Entravano a frotte nei nostri soggiorni, allora privi di modem, vari signori: alcuni ci sembravano un po’ saccenti e boriosi, altri ci facevano ridere a crepapelle, altri ancora si distinguevano per l’educazione e il garbo tipico di quegli zii a cui non riveleresti mai di esserti fatto una canna, perché avresti il timore di essere giudicato: però, se provassi a confessarglielo, sai che si farebbe una bella risata dicendoci ‘se lo sapessero i tuoi…’. Insomma: uno di famiglia, di quelli con cui ti intendi a meraviglia perché sai di essere sintonizzato sulle stesse frequenze. Sì: il piccolo schermo ci ha cresciuto, è verissimo, regalandoci-imponendoci personaggi che hai finito per considerare di famiglia, e non ci deve essere alcun imbarazzo a riconoscere tutto questo. Dov’è scritto che devi legarti solo a dei fenomeni dello sport, della musica, del cinema?
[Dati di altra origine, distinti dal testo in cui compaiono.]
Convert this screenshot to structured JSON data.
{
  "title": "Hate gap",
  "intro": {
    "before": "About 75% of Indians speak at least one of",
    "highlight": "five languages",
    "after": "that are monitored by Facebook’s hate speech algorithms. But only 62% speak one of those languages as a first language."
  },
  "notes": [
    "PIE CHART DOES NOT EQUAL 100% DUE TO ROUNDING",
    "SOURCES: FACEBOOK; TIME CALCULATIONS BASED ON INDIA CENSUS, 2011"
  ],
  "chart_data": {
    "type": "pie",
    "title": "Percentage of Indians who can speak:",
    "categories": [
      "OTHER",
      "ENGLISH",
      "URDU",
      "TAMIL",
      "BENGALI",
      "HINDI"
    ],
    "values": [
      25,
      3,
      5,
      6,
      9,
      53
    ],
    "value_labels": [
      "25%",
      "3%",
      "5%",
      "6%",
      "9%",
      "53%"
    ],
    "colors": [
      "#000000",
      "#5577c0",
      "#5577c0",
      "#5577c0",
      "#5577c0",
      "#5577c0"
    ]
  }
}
Anche perché, dopotutto, hai speso ore e ore della tua vita osservando questi personaggi sullo schermo davanti al divano quando ancora non avevi lo schermino da portare in tasca. Ti hanno tenuto compagnia più loro che il cugino che abita nel tuo stesso quartiere e che vedi solo a Natale. E allora ecco che la commozione diventa sincera e concreta, e non ostentazione da social. Mi direte mica che, nel giorno dell’addio al grande Hawking, vi siete commossi ricordando i suoi saggi? E quando li avreste letti, scusate? Invece Fabrizione nelle nostre vite c’era eccome, nelle vesti di uno di famiglia, e come lo zio che aspetti con trepidazione con i soldi per le giostre nel weekend, lo aspettavi il sabato sera quando con la famiglia, quella vera, ci si radunava nel soggiorno per vedere ‘Scommettiamo che’ nell’era in cui non scappavi ancora nella tua stanza a vedere Mtv lasciando tutto il mondo fuori. Lui era il sorriso rassicurante, che aspettavi dopo quel palloso tg dove si parlava di politici arrestati per aver preso soldi e dei cattivoni della mafia che mettevano le bombe in giro.
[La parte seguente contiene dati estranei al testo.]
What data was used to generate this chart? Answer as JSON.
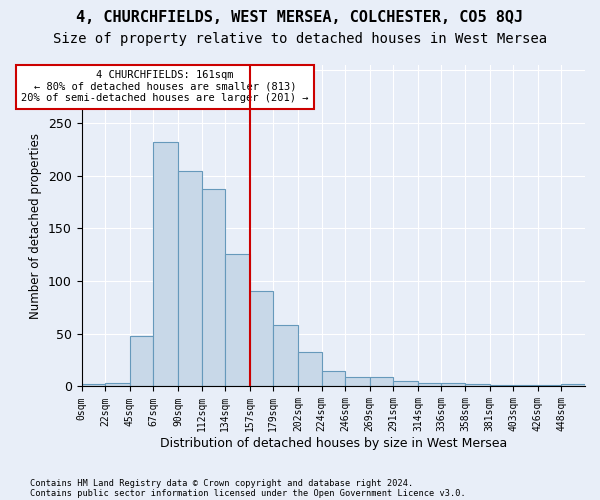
{
  "title": "4, CHURCHFIELDS, WEST MERSEA, COLCHESTER, CO5 8QJ",
  "subtitle": "Size of property relative to detached houses in West Mersea",
  "xlabel": "Distribution of detached houses by size in West Mersea",
  "ylabel": "Number of detached properties",
  "footnote1": "Contains HM Land Registry data © Crown copyright and database right 2024.",
  "footnote2": "Contains public sector information licensed under the Open Government Licence v3.0.",
  "bin_labels": [
    "0sqm",
    "22sqm",
    "45sqm",
    "67sqm",
    "90sqm",
    "112sqm",
    "134sqm",
    "157sqm",
    "179sqm",
    "202sqm",
    "224sqm",
    "246sqm",
    "269sqm",
    "291sqm",
    "314sqm",
    "336sqm",
    "358sqm",
    "381sqm",
    "403sqm",
    "426sqm",
    "448sqm"
  ],
  "bar_values": [
    2,
    3,
    48,
    232,
    204,
    187,
    126,
    91,
    58,
    33,
    15,
    9,
    9,
    5,
    3,
    3,
    2,
    1,
    1,
    1,
    2
  ],
  "bar_color": "#c8d8e8",
  "bar_edge_color": "#6699bb",
  "annotation_box_text": "4 CHURCHFIELDS: 161sqm\n← 80% of detached houses are smaller (813)\n20% of semi-detached houses are larger (201) →",
  "annotation_box_color": "#ffffff",
  "annotation_box_edge_color": "#cc0000",
  "vline_x": 157,
  "vline_color": "#cc0000",
  "ylim": [
    0,
    305
  ],
  "bin_edges": [
    0,
    22,
    45,
    67,
    90,
    112,
    134,
    157,
    179,
    202,
    224,
    246,
    269,
    291,
    314,
    336,
    358,
    381,
    403,
    426,
    448,
    470
  ],
  "background_color": "#e8eef8",
  "title_fontsize": 11,
  "subtitle_fontsize": 10
}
In Fabrizione ti rispecchiavi: perché sì, era diligente e garbato, mai sopra le righe, ma ti dava pure l’impressione di essere un po’ imbranato e tenero con quegli occhialoni. L’ideale contraltare dell’algida e perfettina Milly Carlucci, quell’antipaticona che sicuramente sarà stata la prima della classe e non passava mai le risposte al compagno di banco… E tu, quattrocchi con i brufoli in cerca del consenso dei compagni, non potevi non affezionarti a lui. Tanto da regalare il suo nome ad un omino della Lego, con cui giocavi insieme a tuo fratello.
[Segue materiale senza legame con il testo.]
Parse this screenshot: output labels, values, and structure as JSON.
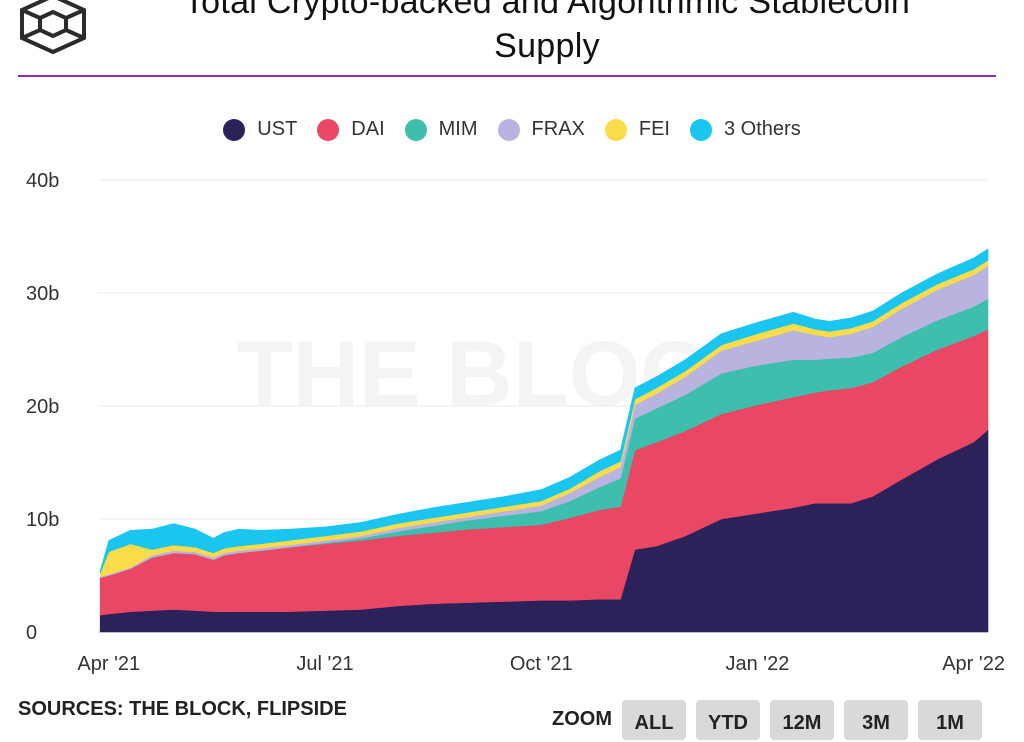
{
  "header": {
    "title_line1": "Total Crypto-backed and Algorithmic Stablecoin",
    "title_line2": "Supply"
  },
  "watermark": "THE BLOCK",
  "footer": {
    "sources": "SOURCES: THE BLOCK, FLIPSIDE",
    "zoom_label": "ZOOM",
    "zoom_buttons": [
      "ALL",
      "YTD",
      "12M",
      "3M",
      "1M"
    ]
  },
  "colors": {
    "accent_rule": "#8e2bbf",
    "UST": "#2b2259",
    "DAI": "#ea4764",
    "MIM": "#3ebfad",
    "FRAX": "#b9b3e0",
    "FEI": "#fadb4a",
    "3 Others": "#1ac5ef"
  },
  "chart_data": {
    "type": "area",
    "stacked": true,
    "title": "Total Crypto-backed and Algorithmic Stablecoin Supply",
    "xlabel": "",
    "ylabel": "",
    "ylim": [
      0,
      40
    ],
    "yticks": [
      "0",
      "10b",
      "20b",
      "30b",
      "40b"
    ],
    "ytick_values": [
      0,
      10,
      20,
      30,
      40
    ],
    "x_ticks": [
      "Apr '21",
      "Jul '21",
      "Oct '21",
      "Jan '22",
      "Apr '22"
    ],
    "x_tick_months": [
      0,
      3,
      6,
      9,
      12
    ],
    "x_months_range": [
      -0.15,
      12.2
    ],
    "legend_position": "top-center",
    "units": "billions USD",
    "x": [
      -0.12,
      0,
      0.3,
      0.6,
      0.9,
      1.2,
      1.45,
      1.6,
      1.8,
      2.1,
      2.5,
      3.0,
      3.5,
      4.0,
      4.5,
      5.0,
      5.5,
      6.0,
      6.4,
      6.8,
      7.1,
      7.3,
      7.6,
      8.0,
      8.5,
      9.0,
      9.5,
      9.8,
      10.0,
      10.3,
      10.6,
      11.0,
      11.5,
      12.0,
      12.2
    ],
    "series": [
      {
        "name": "UST",
        "values": [
          1.5,
          1.6,
          1.8,
          1.9,
          2.0,
          1.9,
          1.8,
          1.8,
          1.8,
          1.8,
          1.8,
          1.9,
          2.0,
          2.3,
          2.5,
          2.6,
          2.7,
          2.8,
          2.8,
          2.9,
          2.9,
          7.3,
          7.6,
          8.5,
          10.0,
          10.5,
          11.0,
          11.4,
          11.4,
          11.4,
          12.0,
          13.5,
          15.3,
          16.8,
          17.9
        ]
      },
      {
        "name": "DAI",
        "values": [
          3.3,
          3.4,
          3.8,
          4.7,
          5.0,
          5.0,
          4.6,
          5.0,
          5.2,
          5.4,
          5.7,
          5.9,
          6.1,
          6.2,
          6.3,
          6.5,
          6.6,
          6.7,
          7.3,
          7.9,
          8.2,
          8.8,
          9.2,
          9.3,
          9.3,
          9.6,
          9.8,
          9.8,
          10.0,
          10.2,
          10.1,
          10.0,
          9.7,
          9.4,
          8.9
        ]
      },
      {
        "name": "MIM",
        "values": [
          0.0,
          0.0,
          0.0,
          0.0,
          0.0,
          0.0,
          0.0,
          0.0,
          0.0,
          0.0,
          0.0,
          0.1,
          0.2,
          0.4,
          0.6,
          0.8,
          1.0,
          1.2,
          1.5,
          2.0,
          2.5,
          2.8,
          3.0,
          3.2,
          3.6,
          3.5,
          3.3,
          2.9,
          2.8,
          2.7,
          2.6,
          2.6,
          2.6,
          2.6,
          2.7
        ]
      },
      {
        "name": "FRAX",
        "values": [
          0.1,
          0.1,
          0.1,
          0.2,
          0.2,
          0.2,
          0.2,
          0.2,
          0.2,
          0.2,
          0.2,
          0.2,
          0.2,
          0.3,
          0.3,
          0.3,
          0.4,
          0.5,
          0.7,
          0.9,
          1.0,
          1.2,
          1.3,
          1.6,
          2.0,
          2.2,
          2.6,
          2.2,
          1.9,
          2.1,
          2.3,
          2.5,
          2.7,
          2.8,
          2.9
        ]
      },
      {
        "name": "FEI",
        "values": [
          0.3,
          2.0,
          2.1,
          0.5,
          0.5,
          0.4,
          0.4,
          0.4,
          0.4,
          0.4,
          0.4,
          0.4,
          0.4,
          0.4,
          0.4,
          0.4,
          0.4,
          0.4,
          0.4,
          0.5,
          0.5,
          0.5,
          0.5,
          0.5,
          0.5,
          0.6,
          0.6,
          0.5,
          0.5,
          0.5,
          0.5,
          0.5,
          0.5,
          0.5,
          0.5
        ]
      },
      {
        "name": "3 Others",
        "values": [
          0.2,
          1.0,
          1.2,
          1.8,
          1.9,
          1.6,
          1.3,
          1.4,
          1.5,
          1.2,
          1.0,
          0.8,
          0.8,
          0.8,
          0.9,
          0.9,
          0.9,
          1.0,
          1.0,
          1.0,
          1.0,
          1.0,
          1.0,
          1.0,
          1.0,
          1.0,
          1.0,
          0.9,
          0.9,
          0.9,
          0.9,
          0.9,
          0.9,
          1.0,
          1.0
        ]
      }
    ]
  }
}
Poi è arrivato Toy Story al cinema e avevi letto su Topolino che il protagonista, il cowboy Woody, sarebbe stato doppiato da Fabrizione e la curiosità per vedere il primo film d’animazione della storia fatto al computer era stata subito rimpiazzata dalla curiosità di sentire un cartone con la sua voce. Perché sì, come lo zio che per la prima volta nella sua vita si scatena a sorpresa al Karaoke, tra l’iniziale stupore e poi l’entusiasmo degli altri parenti, Fabrizione mica era solo l’uomo con la cartellina in mano. Nel giorno in cui verrà giustamente ricordato da tutti, infatti, ci farà pure sorridere su YouTube con la strepitosa imitazione di Piero Pelù che ha coinciso un po’ con la sua rinascita artistica.

Grazie, Fabrizione. Per le cene del sabato sera e per i soldi delle giostre. Per essere stato uno di famiglia, insomma. Ah, la trilogia di Toy Story è lì che aspetta di essere rivista, eh. Mio figlio è ancora un po’ piccolo, ma nell’attesa faccio un ripasso io.